The company has another potential blockbuster if donanemab can be approved to treat Alzheimer's disease, which affects roughly 6.7 million people in the United States and could affect 13.8 million by 2060, according to the Alzheimer's Association. In a phase 3 trial, the company said that 47% of the 1,182 participants in the study with early Alzheimer's, compared to 29% on placebo, showed no clinical progression after one year of donanemab treatment.
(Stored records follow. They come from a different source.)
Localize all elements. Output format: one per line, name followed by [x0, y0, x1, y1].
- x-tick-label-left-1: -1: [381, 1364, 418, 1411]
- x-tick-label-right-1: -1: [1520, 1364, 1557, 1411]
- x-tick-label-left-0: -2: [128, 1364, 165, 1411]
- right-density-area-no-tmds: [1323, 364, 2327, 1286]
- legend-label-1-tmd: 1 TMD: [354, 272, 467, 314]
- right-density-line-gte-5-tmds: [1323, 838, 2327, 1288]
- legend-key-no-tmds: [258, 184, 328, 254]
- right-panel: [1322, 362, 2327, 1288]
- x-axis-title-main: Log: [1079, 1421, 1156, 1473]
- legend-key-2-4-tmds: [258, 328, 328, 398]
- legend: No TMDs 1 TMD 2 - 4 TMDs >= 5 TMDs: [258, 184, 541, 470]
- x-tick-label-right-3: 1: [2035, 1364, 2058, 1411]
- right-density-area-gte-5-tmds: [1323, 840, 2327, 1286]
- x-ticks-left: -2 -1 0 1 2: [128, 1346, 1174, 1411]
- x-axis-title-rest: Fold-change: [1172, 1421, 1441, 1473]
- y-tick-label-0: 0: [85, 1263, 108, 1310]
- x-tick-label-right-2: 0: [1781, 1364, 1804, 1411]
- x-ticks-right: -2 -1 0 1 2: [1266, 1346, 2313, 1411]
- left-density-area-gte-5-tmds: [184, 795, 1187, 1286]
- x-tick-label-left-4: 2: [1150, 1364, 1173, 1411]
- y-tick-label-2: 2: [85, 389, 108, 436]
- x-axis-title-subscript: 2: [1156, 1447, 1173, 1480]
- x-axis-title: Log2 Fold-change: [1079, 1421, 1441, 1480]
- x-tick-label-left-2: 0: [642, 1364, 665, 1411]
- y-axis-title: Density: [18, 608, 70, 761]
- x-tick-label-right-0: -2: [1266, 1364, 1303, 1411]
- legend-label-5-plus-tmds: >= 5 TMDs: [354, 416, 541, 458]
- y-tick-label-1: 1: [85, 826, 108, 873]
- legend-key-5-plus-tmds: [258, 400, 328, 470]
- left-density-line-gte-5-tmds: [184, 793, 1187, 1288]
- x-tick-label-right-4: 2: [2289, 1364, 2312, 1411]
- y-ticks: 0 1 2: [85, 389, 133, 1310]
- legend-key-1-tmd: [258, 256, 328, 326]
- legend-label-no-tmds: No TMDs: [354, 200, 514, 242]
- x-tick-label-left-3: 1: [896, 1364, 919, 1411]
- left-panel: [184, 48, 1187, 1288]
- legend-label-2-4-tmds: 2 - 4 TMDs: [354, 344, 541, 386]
Lilly said that the drug slowed clinical decline by 35% and led to 40% less decline in activities used for daily living.

It's important to note that two other therapies approved to treat Alzheimer's, Lequembi and Aduhelm, from a combined effort by Eisai and Biogen, have not had a big effect because there's little evidence that they slowed cognitive decline. 

However, a report by Jefferies said that donanemab could be worth $7.5 billion annually in peak sales.

Merck using Keytruda to rebuild its pipeline

In its first quarter, Merck saw similar declines, year over year, to what Lilly posted. The company reported revenue of $14.5 billion, down 9% year over year, and clocked net income at $2.8 billion, down 35% over the same period last year. However, if you take out the effect of lost sales from COVID-19 antiviral Lagevrio, the company's sales would have been up 11% compared to the same period last year.

The big drivers for Merck are oncology multitool Keytruda, which had $5.8 billion in sales, up 20% year over year, and continues to add new indications, and human papillomavirus (HPV) vaccines Gardasil and Gardasil 9, which reported $2 billion in sales, up 35% over Q1 2021. 

While Keytruda will begin to lose some patent protection in 2028, the company is using its blockbusters' revenue to beef up its pipeline. The company just spent $10.8 billion to buy clinical-stage biotech Prometheus Biosciences and is expected to close the deal by the third quarter.

Prometheus has a therapy with big prospects in PRA023, a monoclonal antibody that is in late-stage trials to treat various immune-related diseases, including ulcerative colitis and Crohn's disease. The drug has similar potential to what AbbVie immunology blockbuster Humira has produced -- worth as much as $20 billion a year in peak annual sales, Citi analyst Andrew Baum said.

Merck has a big late-stage pipeline of its own, with more than 80 programs in phase 2 trials and over 30 in phase 3 trials. The lead prospects include pulmonary arterial hypertension therapy Sotateracept and MK-0616, designed to lower low-density lipoprotein (LDL) cholesterol. But Dr. Dean Y. Li, the president of Merck Research Laboratories, said last June that the company hopes to have more than 80 approvals through 2028.

Getting paid to wait

The breakouts for Lilly and Merck in terms of revenue and earnings growth may take a couple of years, but in the meantime, the companies have dividends that reward patient investors. Lilly has increased its quarterly dividend for nine straight years, including a raise of 15% this year to $1.13, giving it a yield of around 1.05%. Merck's dividend is even better. It raised it by 6% this year to $0.73 per quarterly share, delivering an above-average yield of around 2.48%. It was the 12th consecutive year it has increased its dividend.